Como discípulos de Cristo, creemos en la persona humana sagrada y como apóstoles de Cristo debemos ser sus abogados
(Jesús Bastante).- Cincuenta años después, Francisco y Justin Welby repitieron el camino abierto por Pablo VI y Michael Ramsey. Medio siglo de diálogo entre católicos y aglicanos, que no se ha traducido en la unidad, pero sí en la estima mutua y el reconocimiento como hermanos en la fe. Un gran paso, aunque aún queda mucho por hacer.
Así se testimonió durante la firma de una declaración conjunta, previa al rezo de vísperas en la basílica de San Gregorio al Cielo. En la misma, Francisco y Welby reconocen que «estamos unidos en la creencia de que ‘los confines de la tierra’ en la actualidad no sólo representan un término geográfico, sino un llamado para llevar el mensaje de salvación del Evangelio de una manera especial a los que están en los márgenes de nuestras sociedades y de los suburbios».
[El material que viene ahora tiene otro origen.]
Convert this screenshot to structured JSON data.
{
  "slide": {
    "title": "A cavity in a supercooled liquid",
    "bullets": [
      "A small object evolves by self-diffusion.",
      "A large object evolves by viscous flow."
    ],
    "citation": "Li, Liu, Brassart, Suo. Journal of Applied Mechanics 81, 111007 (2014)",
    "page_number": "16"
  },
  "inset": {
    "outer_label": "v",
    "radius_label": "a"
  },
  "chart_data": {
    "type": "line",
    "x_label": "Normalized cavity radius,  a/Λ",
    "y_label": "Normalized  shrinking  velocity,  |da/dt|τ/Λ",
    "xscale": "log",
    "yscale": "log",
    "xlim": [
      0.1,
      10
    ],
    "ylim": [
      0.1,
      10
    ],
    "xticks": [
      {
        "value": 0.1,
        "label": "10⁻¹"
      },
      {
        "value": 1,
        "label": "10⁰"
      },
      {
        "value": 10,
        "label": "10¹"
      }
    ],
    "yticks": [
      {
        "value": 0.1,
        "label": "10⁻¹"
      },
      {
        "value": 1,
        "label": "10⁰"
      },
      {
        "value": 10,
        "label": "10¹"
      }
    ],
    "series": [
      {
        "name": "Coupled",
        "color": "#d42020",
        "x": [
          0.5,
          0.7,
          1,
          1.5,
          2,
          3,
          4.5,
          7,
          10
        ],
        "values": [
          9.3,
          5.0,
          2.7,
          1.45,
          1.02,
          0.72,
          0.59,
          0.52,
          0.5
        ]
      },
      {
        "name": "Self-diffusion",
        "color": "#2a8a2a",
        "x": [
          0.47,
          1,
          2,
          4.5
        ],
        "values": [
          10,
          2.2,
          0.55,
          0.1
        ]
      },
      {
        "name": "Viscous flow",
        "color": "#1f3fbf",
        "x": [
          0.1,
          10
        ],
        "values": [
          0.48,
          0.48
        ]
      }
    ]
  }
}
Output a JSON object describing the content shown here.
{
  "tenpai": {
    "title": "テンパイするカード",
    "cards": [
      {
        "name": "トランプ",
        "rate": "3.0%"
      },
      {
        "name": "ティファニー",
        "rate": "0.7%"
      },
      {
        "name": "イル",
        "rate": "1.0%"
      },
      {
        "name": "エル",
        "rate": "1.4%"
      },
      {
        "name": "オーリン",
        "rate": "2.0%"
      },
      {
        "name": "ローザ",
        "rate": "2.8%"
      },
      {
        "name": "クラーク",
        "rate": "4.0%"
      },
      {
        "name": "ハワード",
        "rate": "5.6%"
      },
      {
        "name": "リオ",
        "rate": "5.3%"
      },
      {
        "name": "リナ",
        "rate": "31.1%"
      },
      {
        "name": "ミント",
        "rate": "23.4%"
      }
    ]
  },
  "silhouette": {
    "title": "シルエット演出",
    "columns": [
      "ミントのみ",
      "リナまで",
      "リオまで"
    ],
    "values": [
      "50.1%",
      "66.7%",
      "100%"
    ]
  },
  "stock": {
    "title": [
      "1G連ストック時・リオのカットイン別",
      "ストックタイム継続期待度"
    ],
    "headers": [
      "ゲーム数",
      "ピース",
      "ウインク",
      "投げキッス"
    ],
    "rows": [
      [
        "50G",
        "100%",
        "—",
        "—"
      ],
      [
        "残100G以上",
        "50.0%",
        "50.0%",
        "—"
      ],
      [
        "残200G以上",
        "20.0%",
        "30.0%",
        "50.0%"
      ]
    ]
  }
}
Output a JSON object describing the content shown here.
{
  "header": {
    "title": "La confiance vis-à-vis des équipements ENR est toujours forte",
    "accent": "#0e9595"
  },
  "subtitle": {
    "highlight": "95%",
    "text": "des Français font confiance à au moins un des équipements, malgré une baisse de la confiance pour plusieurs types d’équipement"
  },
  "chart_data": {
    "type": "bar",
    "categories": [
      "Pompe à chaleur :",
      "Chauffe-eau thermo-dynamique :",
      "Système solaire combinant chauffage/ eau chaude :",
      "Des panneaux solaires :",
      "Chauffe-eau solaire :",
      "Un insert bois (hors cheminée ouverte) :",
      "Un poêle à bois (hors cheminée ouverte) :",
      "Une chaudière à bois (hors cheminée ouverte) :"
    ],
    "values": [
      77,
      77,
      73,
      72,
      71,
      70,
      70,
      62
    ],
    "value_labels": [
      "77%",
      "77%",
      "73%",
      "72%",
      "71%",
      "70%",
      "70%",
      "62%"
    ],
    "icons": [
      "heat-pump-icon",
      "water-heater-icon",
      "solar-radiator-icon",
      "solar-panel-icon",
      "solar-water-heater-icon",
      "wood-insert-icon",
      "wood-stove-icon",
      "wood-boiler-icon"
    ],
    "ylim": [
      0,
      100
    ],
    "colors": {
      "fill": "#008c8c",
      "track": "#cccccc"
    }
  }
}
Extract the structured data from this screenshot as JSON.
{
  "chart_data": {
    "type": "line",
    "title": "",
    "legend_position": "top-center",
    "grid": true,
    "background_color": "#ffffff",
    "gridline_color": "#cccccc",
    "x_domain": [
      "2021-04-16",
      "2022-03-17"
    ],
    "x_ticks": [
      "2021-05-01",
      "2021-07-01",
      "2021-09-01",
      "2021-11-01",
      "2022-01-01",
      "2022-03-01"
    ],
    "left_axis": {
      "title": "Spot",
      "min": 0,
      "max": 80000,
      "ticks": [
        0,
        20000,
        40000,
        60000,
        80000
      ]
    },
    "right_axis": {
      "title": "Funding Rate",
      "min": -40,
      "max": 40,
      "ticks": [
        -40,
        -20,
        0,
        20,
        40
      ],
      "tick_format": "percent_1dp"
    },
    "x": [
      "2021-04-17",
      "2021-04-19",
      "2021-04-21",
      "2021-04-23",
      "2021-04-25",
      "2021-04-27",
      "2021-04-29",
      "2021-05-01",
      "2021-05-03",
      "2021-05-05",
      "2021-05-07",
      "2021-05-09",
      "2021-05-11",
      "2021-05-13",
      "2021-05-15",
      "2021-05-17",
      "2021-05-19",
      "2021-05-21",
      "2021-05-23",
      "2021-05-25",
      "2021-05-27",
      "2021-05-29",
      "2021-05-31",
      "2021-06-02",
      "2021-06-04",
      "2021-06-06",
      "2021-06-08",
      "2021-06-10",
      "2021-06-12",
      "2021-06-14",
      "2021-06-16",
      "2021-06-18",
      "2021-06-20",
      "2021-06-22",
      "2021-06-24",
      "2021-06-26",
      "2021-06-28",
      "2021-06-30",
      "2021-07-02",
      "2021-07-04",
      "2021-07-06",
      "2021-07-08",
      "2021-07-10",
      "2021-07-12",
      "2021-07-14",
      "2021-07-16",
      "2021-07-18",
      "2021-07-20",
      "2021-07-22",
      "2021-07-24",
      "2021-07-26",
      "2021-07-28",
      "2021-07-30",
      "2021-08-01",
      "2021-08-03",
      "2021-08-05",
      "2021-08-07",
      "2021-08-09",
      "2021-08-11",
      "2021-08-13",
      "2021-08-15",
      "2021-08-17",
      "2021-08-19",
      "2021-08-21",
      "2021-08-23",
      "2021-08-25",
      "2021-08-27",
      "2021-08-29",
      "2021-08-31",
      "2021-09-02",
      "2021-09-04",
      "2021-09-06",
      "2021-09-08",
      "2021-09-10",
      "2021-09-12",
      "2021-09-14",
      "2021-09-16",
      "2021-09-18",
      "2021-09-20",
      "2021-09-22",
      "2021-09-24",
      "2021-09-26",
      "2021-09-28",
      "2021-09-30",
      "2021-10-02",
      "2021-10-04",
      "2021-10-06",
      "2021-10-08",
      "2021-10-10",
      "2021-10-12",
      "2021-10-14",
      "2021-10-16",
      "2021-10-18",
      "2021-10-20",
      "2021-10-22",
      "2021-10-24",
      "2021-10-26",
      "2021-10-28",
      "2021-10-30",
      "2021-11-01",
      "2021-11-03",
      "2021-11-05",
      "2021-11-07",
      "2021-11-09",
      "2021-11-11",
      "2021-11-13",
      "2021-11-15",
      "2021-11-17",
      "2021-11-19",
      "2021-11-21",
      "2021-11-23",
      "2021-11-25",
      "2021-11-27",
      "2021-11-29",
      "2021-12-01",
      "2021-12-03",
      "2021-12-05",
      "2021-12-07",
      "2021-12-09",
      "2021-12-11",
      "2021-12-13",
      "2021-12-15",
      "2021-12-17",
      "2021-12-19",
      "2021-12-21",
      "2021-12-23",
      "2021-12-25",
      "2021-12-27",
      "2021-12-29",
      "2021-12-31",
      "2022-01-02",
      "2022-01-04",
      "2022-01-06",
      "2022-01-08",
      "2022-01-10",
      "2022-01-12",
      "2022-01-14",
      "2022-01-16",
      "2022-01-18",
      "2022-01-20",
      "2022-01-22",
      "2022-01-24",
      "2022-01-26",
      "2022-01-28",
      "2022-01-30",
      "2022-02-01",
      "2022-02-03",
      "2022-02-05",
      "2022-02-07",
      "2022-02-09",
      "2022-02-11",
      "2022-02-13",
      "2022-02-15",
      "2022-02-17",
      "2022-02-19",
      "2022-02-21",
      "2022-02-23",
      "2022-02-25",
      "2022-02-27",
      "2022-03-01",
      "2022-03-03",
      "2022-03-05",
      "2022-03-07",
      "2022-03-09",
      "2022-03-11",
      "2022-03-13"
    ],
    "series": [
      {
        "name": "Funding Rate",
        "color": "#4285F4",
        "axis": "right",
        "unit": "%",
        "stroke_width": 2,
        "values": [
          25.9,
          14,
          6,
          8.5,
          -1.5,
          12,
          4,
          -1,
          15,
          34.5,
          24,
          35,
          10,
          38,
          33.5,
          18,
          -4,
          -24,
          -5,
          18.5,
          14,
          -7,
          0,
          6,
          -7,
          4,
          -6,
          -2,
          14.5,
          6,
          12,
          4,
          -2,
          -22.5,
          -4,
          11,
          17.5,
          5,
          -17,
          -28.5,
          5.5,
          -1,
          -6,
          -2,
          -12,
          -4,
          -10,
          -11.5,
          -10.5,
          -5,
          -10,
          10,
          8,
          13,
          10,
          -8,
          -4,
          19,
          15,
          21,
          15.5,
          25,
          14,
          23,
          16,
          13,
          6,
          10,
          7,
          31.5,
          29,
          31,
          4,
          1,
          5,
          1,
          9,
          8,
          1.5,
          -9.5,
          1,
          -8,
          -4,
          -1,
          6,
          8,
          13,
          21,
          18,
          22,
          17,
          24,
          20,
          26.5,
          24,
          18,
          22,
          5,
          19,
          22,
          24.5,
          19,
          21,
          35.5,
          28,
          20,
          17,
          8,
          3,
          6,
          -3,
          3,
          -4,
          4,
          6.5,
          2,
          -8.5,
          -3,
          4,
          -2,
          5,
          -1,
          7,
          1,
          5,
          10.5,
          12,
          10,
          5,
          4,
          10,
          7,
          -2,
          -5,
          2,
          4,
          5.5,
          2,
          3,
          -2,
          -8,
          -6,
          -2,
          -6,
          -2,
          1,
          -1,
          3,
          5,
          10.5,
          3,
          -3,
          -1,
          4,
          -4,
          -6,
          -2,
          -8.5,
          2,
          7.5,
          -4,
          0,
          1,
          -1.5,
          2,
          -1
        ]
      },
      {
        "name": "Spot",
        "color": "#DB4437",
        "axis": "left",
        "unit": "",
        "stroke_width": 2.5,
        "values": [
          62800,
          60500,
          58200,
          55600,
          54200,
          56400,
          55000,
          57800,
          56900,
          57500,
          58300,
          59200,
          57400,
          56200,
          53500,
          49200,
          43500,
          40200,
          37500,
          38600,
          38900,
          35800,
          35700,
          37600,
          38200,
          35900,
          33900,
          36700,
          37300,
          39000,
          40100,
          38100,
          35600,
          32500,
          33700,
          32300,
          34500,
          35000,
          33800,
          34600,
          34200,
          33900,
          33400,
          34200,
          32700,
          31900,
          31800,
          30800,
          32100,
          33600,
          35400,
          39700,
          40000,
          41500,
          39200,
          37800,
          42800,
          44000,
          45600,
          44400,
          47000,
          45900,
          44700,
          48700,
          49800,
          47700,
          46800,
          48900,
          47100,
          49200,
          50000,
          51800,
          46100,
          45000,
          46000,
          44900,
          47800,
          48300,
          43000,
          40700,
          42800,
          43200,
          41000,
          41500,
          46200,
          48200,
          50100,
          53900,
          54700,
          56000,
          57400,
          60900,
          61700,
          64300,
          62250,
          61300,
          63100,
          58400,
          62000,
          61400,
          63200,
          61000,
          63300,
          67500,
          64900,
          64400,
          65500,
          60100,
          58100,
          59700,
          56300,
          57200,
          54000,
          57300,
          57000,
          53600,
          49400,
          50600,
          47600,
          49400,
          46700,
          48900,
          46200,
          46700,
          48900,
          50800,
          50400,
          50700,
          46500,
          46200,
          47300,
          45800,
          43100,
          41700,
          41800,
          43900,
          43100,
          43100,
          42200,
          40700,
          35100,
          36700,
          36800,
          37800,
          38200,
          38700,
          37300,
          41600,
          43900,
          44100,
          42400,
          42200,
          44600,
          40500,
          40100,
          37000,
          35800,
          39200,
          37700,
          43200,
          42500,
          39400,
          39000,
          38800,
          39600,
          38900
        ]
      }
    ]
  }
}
Tras resaltar los avances en el camino ecuménico, ambos reconocen que continúan existiendo «serios obstáculos» para la plena comunión. «Nuevas circunstancias trajeron nuevos desacuerdos entre nosotros, sobre todo con relación a la ordenación de las mujeres (una mujer ejerció como acólita de Welby en la ceremonia) y las más recientes cuestiones relacionadas con la sexualidad humana. Detrás de estas diferencias sigue siendo una cuestión perenne el modo del ejercicio de la autoridad en la comunidad cristiana. Estos son hoy algunos aspectos problemáticos que constituyen serios obstáculos para nuestra unidad plena. Mientras que, aunque al igual que nuestros predecesores, tampoco nosotros vemos soluciones a los obstáculos que se nos presentan, no nos desanimamos», admitieron con sinceridad.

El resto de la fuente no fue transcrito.